WE'LL TAKE THE BEST, FORGET THE REST
Yup, the Super Bowl has ended and I still just can't get enough football. What do I do? Well I decide to watch a hidden 80s nugget called The Best of Times. No not that top ten ditty from the band Styx, we're talking cinema here, Kurt Russell and Robin Williams as middle-aged dudes trying to get their gridiron on over a decade later. "Play the game again." Indeed.
So yeah, The Best of Times was released in 1986 with little marketing and uh, little fanfare (no pun intended). It was a box office flop in its day, panned by critics who deemed it annoying and utterly predictable. Then there was the fact that "Times" came out in the doldrums of January with cheap-looking cinematography and an unwashed look. I mean it almost felt like I was viewing Tom Cruise's All the Right Moves on uppers (that's because there's a comedic element to it). Whatever. The Best of Times for me is compulsively watchable (I've seen it at least two dozen times). Maybe it's the nostalgia, maybe it's the wistfulness, maybe it's the fact that a sport with a spiraling pigskin will always be etched in my effigy. Who knows.
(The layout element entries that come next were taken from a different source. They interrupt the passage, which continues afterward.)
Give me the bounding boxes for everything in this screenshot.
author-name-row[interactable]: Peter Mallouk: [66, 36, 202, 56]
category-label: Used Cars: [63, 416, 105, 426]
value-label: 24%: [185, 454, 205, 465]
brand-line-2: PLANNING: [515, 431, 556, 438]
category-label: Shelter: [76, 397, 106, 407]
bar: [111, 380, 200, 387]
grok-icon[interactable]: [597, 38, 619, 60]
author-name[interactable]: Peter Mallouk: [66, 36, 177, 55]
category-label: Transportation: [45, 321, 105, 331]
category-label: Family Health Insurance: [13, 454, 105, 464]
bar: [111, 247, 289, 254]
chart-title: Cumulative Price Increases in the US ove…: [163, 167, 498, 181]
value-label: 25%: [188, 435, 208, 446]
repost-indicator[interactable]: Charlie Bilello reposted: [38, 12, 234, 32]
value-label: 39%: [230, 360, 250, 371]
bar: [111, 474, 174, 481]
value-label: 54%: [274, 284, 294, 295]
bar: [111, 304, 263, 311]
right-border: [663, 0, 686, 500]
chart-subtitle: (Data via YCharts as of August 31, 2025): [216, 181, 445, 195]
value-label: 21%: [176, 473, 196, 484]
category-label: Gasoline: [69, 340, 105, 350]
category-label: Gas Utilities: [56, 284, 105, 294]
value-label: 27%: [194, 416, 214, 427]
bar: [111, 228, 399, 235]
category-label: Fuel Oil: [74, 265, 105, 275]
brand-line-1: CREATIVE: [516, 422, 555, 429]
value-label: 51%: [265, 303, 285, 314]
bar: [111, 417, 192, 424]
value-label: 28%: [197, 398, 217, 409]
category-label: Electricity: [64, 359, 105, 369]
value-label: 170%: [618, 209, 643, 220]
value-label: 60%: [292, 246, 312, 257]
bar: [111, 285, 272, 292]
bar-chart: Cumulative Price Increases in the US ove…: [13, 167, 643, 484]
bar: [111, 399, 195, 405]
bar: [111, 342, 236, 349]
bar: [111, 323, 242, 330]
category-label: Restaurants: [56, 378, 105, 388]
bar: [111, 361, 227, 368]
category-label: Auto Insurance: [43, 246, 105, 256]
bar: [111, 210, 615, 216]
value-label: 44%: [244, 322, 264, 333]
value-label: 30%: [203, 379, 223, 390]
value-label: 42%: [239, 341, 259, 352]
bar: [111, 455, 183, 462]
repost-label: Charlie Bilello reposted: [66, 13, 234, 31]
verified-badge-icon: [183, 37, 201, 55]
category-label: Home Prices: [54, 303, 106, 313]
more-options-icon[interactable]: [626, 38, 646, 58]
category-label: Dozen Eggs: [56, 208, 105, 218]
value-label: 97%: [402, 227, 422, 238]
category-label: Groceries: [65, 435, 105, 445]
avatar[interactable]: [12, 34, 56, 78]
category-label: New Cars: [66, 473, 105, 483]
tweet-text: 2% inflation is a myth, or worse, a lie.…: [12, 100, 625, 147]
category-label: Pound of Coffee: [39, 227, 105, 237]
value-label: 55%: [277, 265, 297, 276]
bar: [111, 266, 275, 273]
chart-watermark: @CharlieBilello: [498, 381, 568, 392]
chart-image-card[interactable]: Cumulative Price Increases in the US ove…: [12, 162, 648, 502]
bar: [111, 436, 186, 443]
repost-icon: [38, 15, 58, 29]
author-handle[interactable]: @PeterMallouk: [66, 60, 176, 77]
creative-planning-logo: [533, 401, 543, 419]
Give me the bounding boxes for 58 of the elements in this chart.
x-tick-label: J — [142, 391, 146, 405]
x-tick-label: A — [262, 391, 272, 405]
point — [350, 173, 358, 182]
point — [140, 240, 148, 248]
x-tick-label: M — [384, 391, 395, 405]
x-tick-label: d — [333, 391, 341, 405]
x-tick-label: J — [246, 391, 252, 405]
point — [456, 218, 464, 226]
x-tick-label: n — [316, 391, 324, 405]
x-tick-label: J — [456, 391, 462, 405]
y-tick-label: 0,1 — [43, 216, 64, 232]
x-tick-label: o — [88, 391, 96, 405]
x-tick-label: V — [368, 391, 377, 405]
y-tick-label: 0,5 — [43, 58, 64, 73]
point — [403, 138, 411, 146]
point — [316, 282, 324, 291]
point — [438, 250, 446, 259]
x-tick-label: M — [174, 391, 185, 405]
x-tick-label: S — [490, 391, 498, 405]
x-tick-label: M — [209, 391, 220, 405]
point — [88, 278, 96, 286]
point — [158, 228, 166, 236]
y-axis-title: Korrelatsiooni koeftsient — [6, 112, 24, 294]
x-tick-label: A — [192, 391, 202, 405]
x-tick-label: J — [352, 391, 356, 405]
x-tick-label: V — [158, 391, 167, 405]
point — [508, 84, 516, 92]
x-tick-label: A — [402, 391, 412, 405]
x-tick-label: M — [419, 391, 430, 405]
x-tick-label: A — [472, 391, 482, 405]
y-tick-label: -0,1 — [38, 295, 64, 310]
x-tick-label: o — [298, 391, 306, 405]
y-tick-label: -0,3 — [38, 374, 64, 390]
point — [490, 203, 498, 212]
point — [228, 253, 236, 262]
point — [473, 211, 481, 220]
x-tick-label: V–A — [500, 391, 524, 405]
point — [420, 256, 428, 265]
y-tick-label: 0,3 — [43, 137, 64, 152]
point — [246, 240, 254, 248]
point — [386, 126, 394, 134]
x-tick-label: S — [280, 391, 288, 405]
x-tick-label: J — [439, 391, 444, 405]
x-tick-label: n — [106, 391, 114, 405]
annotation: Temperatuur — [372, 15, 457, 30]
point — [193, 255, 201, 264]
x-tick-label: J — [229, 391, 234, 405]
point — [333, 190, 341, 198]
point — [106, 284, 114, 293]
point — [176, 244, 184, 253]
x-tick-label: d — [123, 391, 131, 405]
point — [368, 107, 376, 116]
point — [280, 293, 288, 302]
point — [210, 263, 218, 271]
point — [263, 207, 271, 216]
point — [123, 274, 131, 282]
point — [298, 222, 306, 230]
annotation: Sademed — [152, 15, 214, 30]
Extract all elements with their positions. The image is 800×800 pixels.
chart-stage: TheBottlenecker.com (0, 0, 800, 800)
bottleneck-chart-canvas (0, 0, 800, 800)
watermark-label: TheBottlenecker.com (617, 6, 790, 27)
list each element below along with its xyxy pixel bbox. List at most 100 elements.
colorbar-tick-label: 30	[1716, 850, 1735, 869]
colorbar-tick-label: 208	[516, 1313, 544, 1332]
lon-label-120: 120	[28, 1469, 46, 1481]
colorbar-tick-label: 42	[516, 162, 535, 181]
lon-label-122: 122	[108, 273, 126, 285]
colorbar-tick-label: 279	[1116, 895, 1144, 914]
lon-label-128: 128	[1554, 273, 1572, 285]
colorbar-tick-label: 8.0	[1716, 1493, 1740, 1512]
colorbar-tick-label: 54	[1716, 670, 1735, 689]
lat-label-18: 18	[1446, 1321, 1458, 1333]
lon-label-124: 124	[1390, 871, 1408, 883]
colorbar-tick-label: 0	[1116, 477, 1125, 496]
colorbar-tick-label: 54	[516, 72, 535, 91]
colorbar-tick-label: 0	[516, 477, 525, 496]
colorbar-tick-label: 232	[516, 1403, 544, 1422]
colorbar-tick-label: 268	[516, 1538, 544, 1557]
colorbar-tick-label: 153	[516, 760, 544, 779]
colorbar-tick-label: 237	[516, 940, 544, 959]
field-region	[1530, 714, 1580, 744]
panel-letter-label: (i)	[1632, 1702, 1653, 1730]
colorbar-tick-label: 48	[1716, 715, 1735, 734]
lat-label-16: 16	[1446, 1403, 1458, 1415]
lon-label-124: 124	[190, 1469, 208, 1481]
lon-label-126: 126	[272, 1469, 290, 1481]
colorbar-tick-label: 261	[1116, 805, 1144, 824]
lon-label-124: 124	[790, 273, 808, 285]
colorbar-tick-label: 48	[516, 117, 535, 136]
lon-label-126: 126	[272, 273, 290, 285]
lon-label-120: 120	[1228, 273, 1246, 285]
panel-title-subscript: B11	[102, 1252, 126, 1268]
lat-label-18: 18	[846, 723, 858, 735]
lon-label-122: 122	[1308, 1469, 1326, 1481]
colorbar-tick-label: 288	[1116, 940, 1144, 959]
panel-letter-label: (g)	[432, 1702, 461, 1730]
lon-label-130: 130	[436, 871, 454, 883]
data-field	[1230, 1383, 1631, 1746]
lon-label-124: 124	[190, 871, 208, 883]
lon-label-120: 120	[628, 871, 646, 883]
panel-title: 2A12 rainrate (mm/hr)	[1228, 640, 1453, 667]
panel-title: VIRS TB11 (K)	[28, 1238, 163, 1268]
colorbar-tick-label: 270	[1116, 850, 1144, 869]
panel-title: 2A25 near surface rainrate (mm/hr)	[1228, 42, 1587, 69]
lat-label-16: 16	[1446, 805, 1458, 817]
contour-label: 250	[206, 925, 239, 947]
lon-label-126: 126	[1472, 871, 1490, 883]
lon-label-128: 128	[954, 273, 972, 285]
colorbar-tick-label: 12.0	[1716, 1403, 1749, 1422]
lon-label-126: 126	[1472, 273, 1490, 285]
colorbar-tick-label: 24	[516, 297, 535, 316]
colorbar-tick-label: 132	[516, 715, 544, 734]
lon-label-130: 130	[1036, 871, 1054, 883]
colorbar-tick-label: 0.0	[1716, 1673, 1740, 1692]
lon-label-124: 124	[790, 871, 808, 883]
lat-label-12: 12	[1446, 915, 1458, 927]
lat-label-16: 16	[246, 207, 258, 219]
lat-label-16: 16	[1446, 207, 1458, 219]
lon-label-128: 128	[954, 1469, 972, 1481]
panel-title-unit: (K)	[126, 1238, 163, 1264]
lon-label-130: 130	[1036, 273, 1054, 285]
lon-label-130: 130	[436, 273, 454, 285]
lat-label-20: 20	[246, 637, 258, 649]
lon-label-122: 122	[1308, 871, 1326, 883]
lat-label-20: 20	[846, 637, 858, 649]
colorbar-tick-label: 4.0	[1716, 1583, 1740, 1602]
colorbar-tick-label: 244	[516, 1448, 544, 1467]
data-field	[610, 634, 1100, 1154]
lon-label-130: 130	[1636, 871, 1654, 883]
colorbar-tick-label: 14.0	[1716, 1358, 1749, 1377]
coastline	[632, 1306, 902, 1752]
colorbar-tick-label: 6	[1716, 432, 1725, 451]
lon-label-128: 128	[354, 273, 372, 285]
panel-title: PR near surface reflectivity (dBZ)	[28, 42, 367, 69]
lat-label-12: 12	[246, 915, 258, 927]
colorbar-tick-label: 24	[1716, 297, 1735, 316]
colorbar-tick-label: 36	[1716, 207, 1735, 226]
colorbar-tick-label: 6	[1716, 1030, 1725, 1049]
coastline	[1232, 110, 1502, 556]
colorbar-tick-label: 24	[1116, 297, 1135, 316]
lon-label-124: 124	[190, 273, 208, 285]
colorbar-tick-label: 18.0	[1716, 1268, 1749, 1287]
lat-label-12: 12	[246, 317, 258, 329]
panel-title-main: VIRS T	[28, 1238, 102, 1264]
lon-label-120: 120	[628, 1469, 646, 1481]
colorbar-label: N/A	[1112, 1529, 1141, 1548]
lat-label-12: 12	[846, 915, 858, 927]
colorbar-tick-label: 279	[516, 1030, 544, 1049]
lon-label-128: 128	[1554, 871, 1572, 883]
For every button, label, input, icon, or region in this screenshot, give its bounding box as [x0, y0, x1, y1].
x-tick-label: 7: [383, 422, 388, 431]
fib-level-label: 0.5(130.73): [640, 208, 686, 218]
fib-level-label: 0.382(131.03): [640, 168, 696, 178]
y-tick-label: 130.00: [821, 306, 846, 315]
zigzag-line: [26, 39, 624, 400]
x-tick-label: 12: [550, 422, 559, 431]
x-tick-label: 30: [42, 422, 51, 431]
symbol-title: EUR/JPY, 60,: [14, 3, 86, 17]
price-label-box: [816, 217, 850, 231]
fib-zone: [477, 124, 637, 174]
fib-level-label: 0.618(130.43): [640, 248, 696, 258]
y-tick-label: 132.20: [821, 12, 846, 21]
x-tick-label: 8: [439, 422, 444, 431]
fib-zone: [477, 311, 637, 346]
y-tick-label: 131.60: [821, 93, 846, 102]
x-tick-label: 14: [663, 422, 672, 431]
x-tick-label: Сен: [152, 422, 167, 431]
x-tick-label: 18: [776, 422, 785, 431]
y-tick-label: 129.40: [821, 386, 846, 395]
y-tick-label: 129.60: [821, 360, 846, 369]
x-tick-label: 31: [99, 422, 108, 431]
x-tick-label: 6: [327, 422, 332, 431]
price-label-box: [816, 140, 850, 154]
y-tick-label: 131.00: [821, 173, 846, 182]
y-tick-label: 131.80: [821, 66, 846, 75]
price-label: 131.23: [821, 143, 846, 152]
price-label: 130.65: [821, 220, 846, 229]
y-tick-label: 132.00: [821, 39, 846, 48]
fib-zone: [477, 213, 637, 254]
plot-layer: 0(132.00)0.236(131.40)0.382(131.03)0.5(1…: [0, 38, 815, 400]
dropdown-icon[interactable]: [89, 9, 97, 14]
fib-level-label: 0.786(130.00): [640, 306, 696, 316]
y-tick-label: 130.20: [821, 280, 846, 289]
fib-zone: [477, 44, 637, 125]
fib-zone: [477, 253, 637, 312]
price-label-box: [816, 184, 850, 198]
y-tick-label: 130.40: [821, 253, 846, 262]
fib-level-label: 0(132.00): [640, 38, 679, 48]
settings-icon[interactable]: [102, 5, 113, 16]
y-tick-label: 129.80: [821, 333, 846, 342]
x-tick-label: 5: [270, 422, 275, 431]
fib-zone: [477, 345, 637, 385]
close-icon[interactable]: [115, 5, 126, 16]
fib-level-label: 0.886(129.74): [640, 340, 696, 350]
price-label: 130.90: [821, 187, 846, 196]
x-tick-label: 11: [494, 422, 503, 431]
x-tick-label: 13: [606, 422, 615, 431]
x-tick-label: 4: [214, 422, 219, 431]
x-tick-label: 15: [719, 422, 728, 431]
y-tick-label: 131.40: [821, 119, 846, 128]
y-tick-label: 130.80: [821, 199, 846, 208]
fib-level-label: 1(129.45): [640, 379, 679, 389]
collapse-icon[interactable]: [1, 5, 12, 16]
As a film chronicling two townies in Kern County, California who decide to replay a high school game they lost 13 years ago, "Times" plays as a sad sack, comedy drama about spousal relationships, getting the team back together, and blundering, underdog redemption. The whole thing culminates in an exciting, final football contest that's shot well by director Roger Spottiswoode (who would later go on to helm James Bond and Arnold Schwarzenegger movies). The humor is dry here, the characters are either moody or quirky buffoons (especially Williams as banker turned wide receiver Jack Dundee), and the field is morbidly turbid. If you're grieving the end of the NFL season and need to get that red zone fix, go on YouTube or order on Amazon. That's probably the only way to clap eyes on The Best of Times. All for the "best".